By Sallie James
Will residents see another pentagram display, or something equally jarring, in Sanborn Square this year during the winter holiday season?
Boca Raton City Council members on Aug. 22 scrapped a plan to ban “unattended, expressive installations, displays, exhibits and similar objects” in the park after nearly two dozen residents begged them not to take away their First Amendment rights. The ban also would have prohibited residents from displaying a crèche and menorah.
City Council member Andrea Levine O’Rourke said the public outcry against the ordinance convinced her it wasn’t the right solution.
“My position here is to represent the people of our city and I have heard you loud and clear,” O’Rourke said.
The issue came up for discussion after a resident last year obtained a permit to erect a pentagram with a banner disavowing the existence of heaven and hell. The display was repeatedly vandalized and became the focus of numerous television and newspaper reports. City officials said they were concerned about public safety.
Residents — many of whom voiced distaste with the pentagram display — were upset about the proposed ban on private displays and implored city officials to reconsider.
“Our annual holiday tradition in our city for almost 20 years has been greatly enjoyed by our Boca residents and I hate to see that end,” said resident Therese Brady.
Boca resident Victoria Glys Morin said she was speaking out to protect residents’ First Amendment rights.
“It’s disturbing to me that we’re going to define ‘exercise’ within a council and usurp the tradition of a nation in terms of the exercise of religion. I’m against this ordinance,” Glys Morin told the council.
Preston Smith, who teaches at a Boca Raton middle school, erected the pentagram display last year under the protections of the First Amendment, which guarantees freedom of religion and speech. The city has allowed religious groups to set up seasonal displays such as a Nativity scene and a menorah at the park, at 72 N. Federal Highway, since 1990.
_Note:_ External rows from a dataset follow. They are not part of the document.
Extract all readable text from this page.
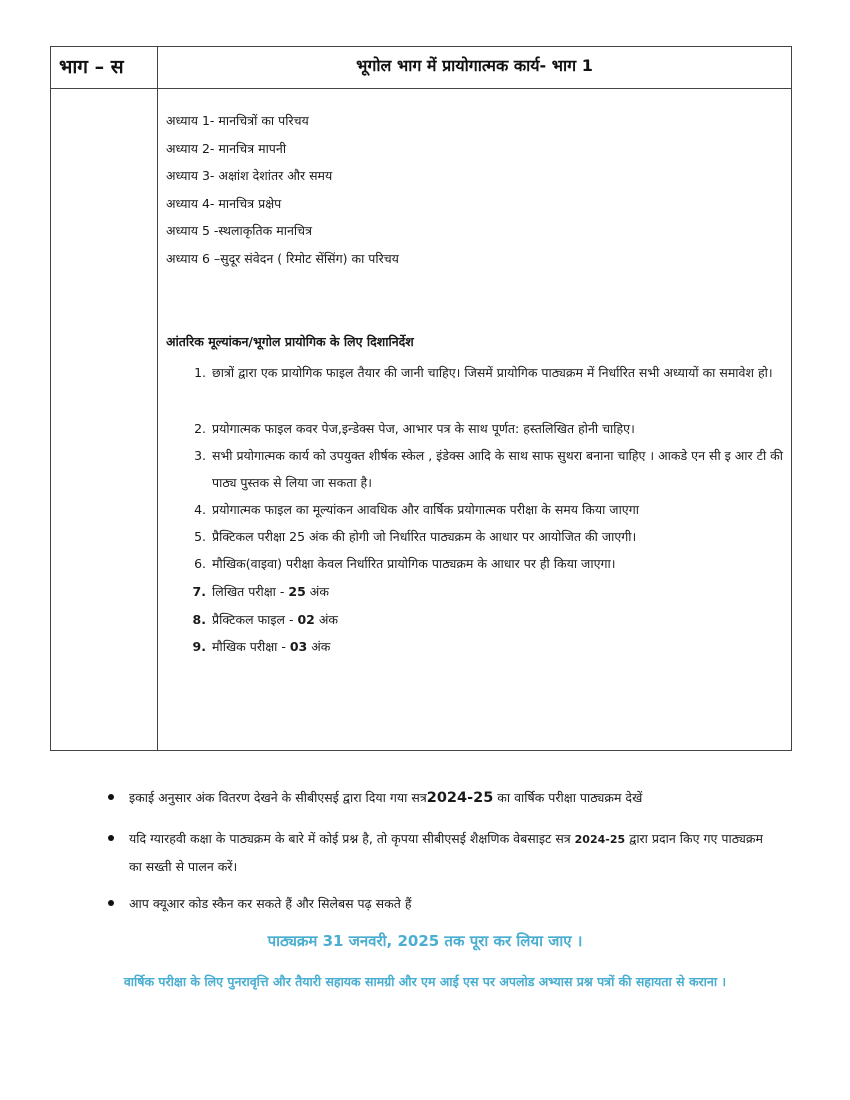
भाग – स	भूगोल भाग में प्रायोगात्मक कार्य- भाग 1
अध्याय 1- मानचित्रों का परिचय
अध्याय 2- मानचित्र मापनी
अध्याय 3- अक्षांश देशांतर और समय
अध्याय 4- मानचित्र प्रक्षेप
अध्याय 5 -स्थलाकृतिक मानचित्र
अध्याय 6 –सुदूर संवेदन ( रिमोट सेंसिंग) का परिचय
आंतरिक मूल्यांकन/भूगोल प्रायोगिक के लिए दिशानिर्देश
1. छात्रों द्वारा एक प्रायोगिक फाइल तैयार की जानी चाहिए। जिसमें प्रायोगिक पाठ्यक्रम में निर्धारित सभी अध्यायों का समावेश हो।
2. प्रयोगात्मक फाइल कवर पेज,इन्डेक्स पेज, आभार पत्र के साथ पूर्णत: हस्तलिखित होनी चाहिए।
3. सभी प्रयोगात्मक कार्य को उपयुक्त शीर्षक स्केल , इंडेक्स आदि के साथ साफ सुथरा बनाना चाहिए । आकडे एन सी इ आर टी की पाठ्य पुस्तक से लिया जा सकता है।
4. प्रयोगात्मक फाइल का मूल्यांकन आवधिक और वार्षिक प्रयोगात्मक परीक्षा के समय किया जाएगा
5. प्रैक्टिकल परीक्षा 25 अंक की होगी जो निर्धारित पाठ्यक्रम के आधार पर आयोजित की जाएगी।
6. मौखिक(वाइवा) परीक्षा केवल निर्धारित प्रायोगिक पाठ्यक्रम के आधार पर ही किया जाएगा।
7. लिखित परीक्षा - 25 अंक
8. प्रैक्टिकल फाइल - 02 अंक
9. मौखिक परीक्षा - 03 अंक
इकाई अनुसार अंक वितरण देखने के सीबीएसई द्वारा दिया गया सत्र2024-25 का वार्षिक परीक्षा पाठ्यक्रम देखें
यदि ग्यारहवी कक्षा के पाठ्यक्रम के बारे में कोई प्रश्न है, तो कृपया सीबीएसई शैक्षणिक वेबसाइट सत्र 2024-25 द्वारा प्रदान किए गए पाठ्यक्रम का सख्ती से पालन करें।
आप क्यूआर कोड स्कैन कर सकते हैं और सिलेबस पढ़ सकते हैं
पाठ्यक्रम 31 जनवरी, 2025 तक पूरा कर लिया जाए ।
वार्षिक परीक्षा के लिए पुनरावृत्ति और तैयारी सहायक सामग्री और एम आई एस पर अपलोड अभ्यास प्रश्न पत्रों की सहायता से कराना ।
Smith said the city had to be ready for anything if it opened up public forums and invited religious groups.
“The Jews and Christians do not have a monopoly on wedging their views into our public sphere,” Smith said last year.
Boca resident Charles Fix suggested installing cameras in Sanborn Square as a safety measure.
“Forget changing the ordinance. Stay with what you’ve got. It’s the best thing you can have,” Fix noted.
Another resident suggested putting the issue to a public vote.
Boca resident Ron Sheldon urged the council to scrap the proposed ordinance.
“Facilitating or protecting — that is your job — not controlling,” he noted.
Andrew Sherman, the rector at St. Gregory’s Episcopal Church, wondered if the city was overreacting to the vandalism that had been somewhat embarrassing.
“I honor the fact that in America we allow people to exercise free speech. But it seems to me we want to give up something that is deeply important and precious in our community. That is the symbol of traditions, Jewish and Christian, living side by side and honoring their traditions in a peaceful way,” Sherman said.
Deputy Mayor Jeremy Rodgers liked the idea of a public referendum. He noted that a decision to abandon the proposed ordinance might be accompanied by “a certain amount of chaos.”
“I think I will move tonight to not pass this and maybe put it to the people to vote,” Rodgers said.